Ce n'est que lorsque je suis rentré chez moi que j'ai percuté que ce à quoi j'avais eu accès, google l'avait aussi forcément mais à une puissance inimaginable à mon échelle d'individu.

Car moi, je n'ai vu qu'une simple connexion de 15 minutes, un échange mail et encore que du côté de la jeune femme, et j'en ai déjà appris beaucoup.

Imagine que Google ai accès à l'ensemble des mails de la jeune Femme, mais aussi ceux de son ami, sur des temps beaucoup plus longs, des années?

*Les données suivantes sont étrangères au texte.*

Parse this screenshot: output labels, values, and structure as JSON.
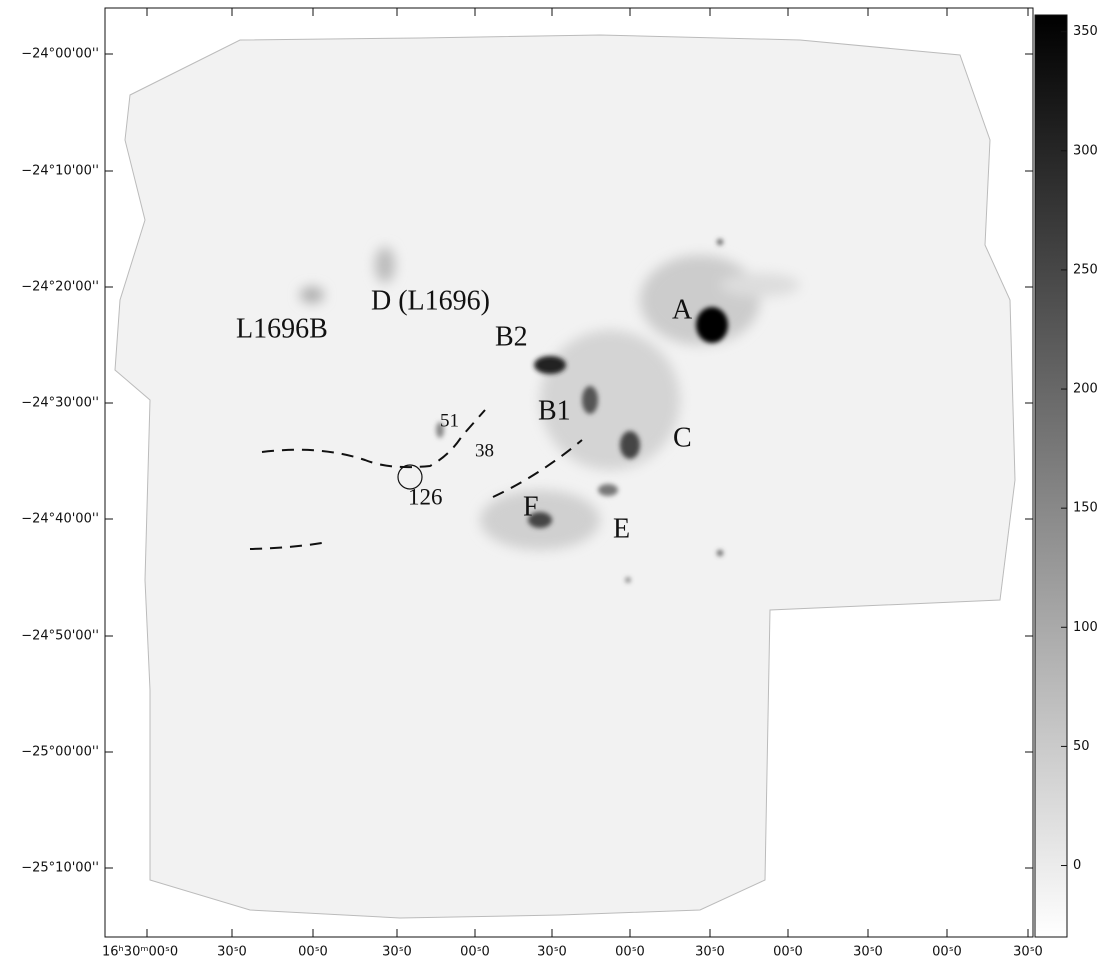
{
  "y_axis": {
    "ticks": [
      "−24°00'00''",
      "−24°10'00''",
      "−24°20'00''",
      "−24°30'00''",
      "−24°40'00''",
      "−24°50'00''",
      "−25°00'00''",
      "−25°10'00''"
    ]
  },
  "x_axis": {
    "ticks": [
      "16ʰ30ᵐ00ˢ0",
      "30ˢ0",
      "00ˢ0",
      "30ˢ0",
      "00ˢ0",
      "30ˢ0",
      "00ˢ0",
      "30ˢ0",
      "00ˢ0",
      "30ˢ0",
      "00ˢ0",
      "30ˢ0"
    ]
  },
  "colorbar": {
    "range": [
      -30,
      357
    ],
    "ticks": [
      350,
      300,
      250,
      200,
      150,
      100,
      50,
      0
    ]
  },
  "labels": {
    "a": "A",
    "b2": "B2",
    "b1": "B1",
    "c": "C",
    "d": "D (L1696)",
    "l1696b": "L1696B",
    "f": "F",
    "e": "E",
    "n51": "51",
    "n38": "38",
    "n126": "126"
  }
}
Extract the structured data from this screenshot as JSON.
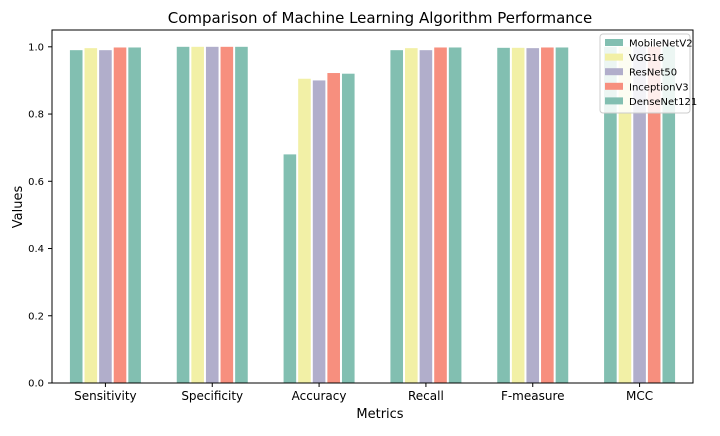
{
  "chart_data": {
    "type": "bar",
    "title": "Comparison of Machine Learning Algorithm Performance",
    "xlabel": "Metrics",
    "ylabel": "Values",
    "categories": [
      "Sensitivity",
      "Specificity",
      "Accuracy",
      "Recall",
      "F-measure",
      "MCC"
    ],
    "ylim": [
      0,
      1.05
    ],
    "yticks": [
      "0.0",
      "0.2",
      "0.4",
      "0.6",
      "0.8",
      "1.0"
    ],
    "grid": false,
    "legend_position": "top-right",
    "series": [
      {
        "name": "MobileNetV2",
        "color": "#82bfb1",
        "values": [
          0.99,
          1.0,
          0.68,
          0.99,
          0.997,
          1.0
        ]
      },
      {
        "name": "VGG16",
        "color": "#f2f0a6",
        "values": [
          0.996,
          1.0,
          0.905,
          0.996,
          0.997,
          1.0
        ]
      },
      {
        "name": "ResNet50",
        "color": "#b1aecb",
        "values": [
          0.99,
          1.0,
          0.9,
          0.99,
          0.996,
          1.0
        ]
      },
      {
        "name": "InceptionV3",
        "color": "#f78f7e",
        "values": [
          0.998,
          1.0,
          0.922,
          0.998,
          0.998,
          1.0
        ]
      },
      {
        "name": "DenseNet121",
        "color": "#82bfb1",
        "values": [
          0.998,
          1.0,
          0.92,
          0.998,
          0.998,
          1.0
        ]
      }
    ]
  }
}
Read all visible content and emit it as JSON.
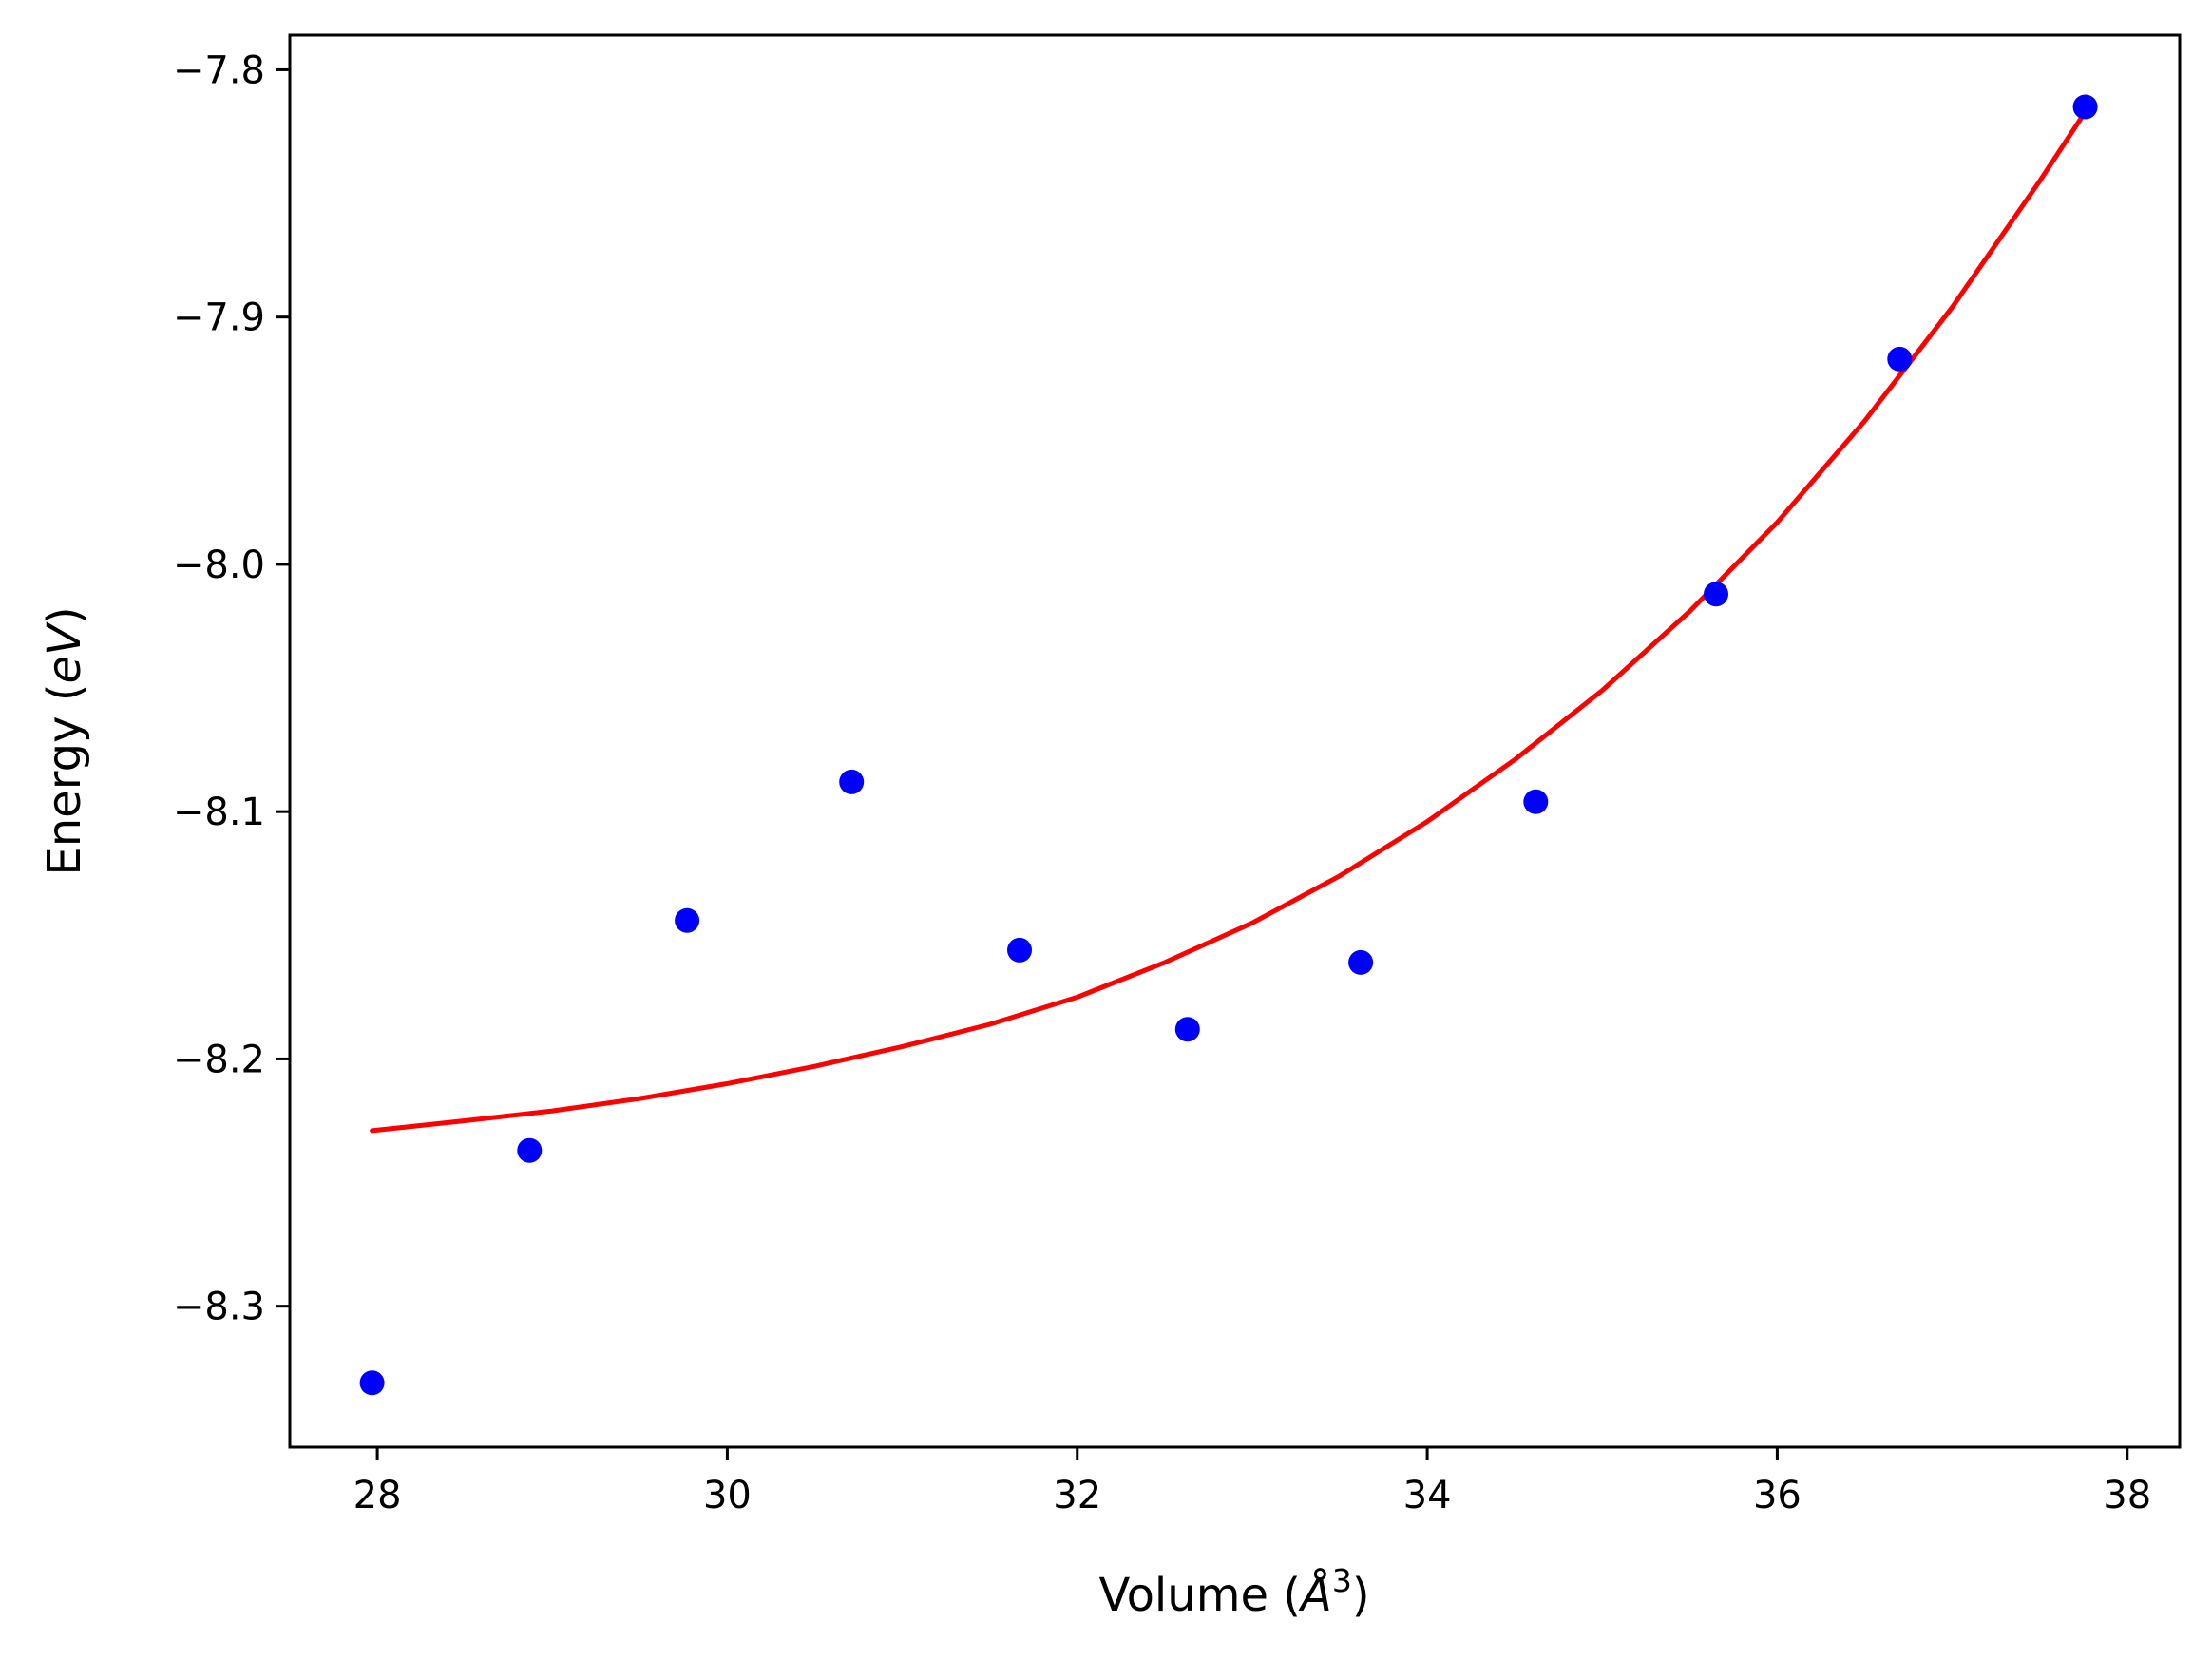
{
  "chart_data": {
    "type": "scatter",
    "xlabel": "Volume (Å³)",
    "xlabel_parts": {
      "prefix": "Volume (",
      "symbol": "Å",
      "power": "3",
      "suffix": ")"
    },
    "ylabel": "Energy (eV)",
    "ylabel_parts": {
      "prefix": "Energy (",
      "unit": "eV",
      "suffix": ")"
    },
    "xlim": [
      27.5,
      38.3
    ],
    "ylim": [
      -8.357,
      -7.786
    ],
    "x_ticks": [
      28,
      30,
      32,
      34,
      36,
      38
    ],
    "y_ticks": [
      -7.8,
      -7.9,
      -8.0,
      -8.1,
      -8.2,
      -8.3
    ],
    "x_tick_labels": [
      "28",
      "30",
      "32",
      "34",
      "36",
      "38"
    ],
    "y_tick_labels": [
      "−7.8",
      "−7.9",
      "−8.0",
      "−8.1",
      "−8.2",
      "−8.3"
    ],
    "grid": false,
    "series": [
      {
        "kind": "points",
        "color": "#0000ff",
        "x": [
          27.97,
          28.87,
          29.77,
          30.71,
          31.67,
          32.63,
          33.62,
          34.62,
          35.65,
          36.7,
          37.76
        ],
        "y": [
          -8.331,
          -8.237,
          -8.144,
          -8.088,
          -8.156,
          -8.188,
          -8.161,
          -8.096,
          -8.012,
          -7.917,
          -7.815
        ]
      },
      {
        "kind": "fit-line",
        "color": "#ff0000",
        "x": [
          27.97,
          28.5,
          29.0,
          29.5,
          30.0,
          30.5,
          31.0,
          31.5,
          32.0,
          32.5,
          33.0,
          33.5,
          34.0,
          34.5,
          35.0,
          35.5,
          36.0,
          36.5,
          37.0,
          37.5,
          37.76
        ],
        "y": [
          -8.229,
          -8.225,
          -8.221,
          -8.216,
          -8.21,
          -8.203,
          -8.195,
          -8.186,
          -8.175,
          -8.161,
          -8.145,
          -8.126,
          -8.104,
          -8.079,
          -8.051,
          -8.019,
          -7.983,
          -7.942,
          -7.896,
          -7.845,
          -7.817
        ]
      }
    ]
  }
}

Eh bien dans ce cas Google sait déjà presque tout de ces deux individus.

Et maintenant applique ce raisonnement à l'ensemble des humains qui se connectent à Internet.

Bah, tu deviens parano, t'as toujours eu trop d'imagination de toute façon..


Tant et si bien que quand plus tard Edward Snowden a fait ses révélations en 2013, je ne suis pas tombé de ma chaise.

Je pense que beaucoup de gens s'en doutaient un peu, mais comme eux, c'est l'ampleur de cette surveillance qui m'a quand même surpris.

Et encore aujourd'hui, je pense que l'individu n'est toujours pas en capacité d'apprécier correctement l'échelle de cette surveillance globale.

Parce que depuis, je suis certain que ça s'est encore amplifié, mais ça, c'est parce que je suis devenu un bon gros paranoïaque.

Ça se soigne dit on...


Finissons sur une note d'espoir: Ce texte est publié sur Gemini, qui pour l'heure est un antidote très sain à cette folie intrusive (entres autres qualités).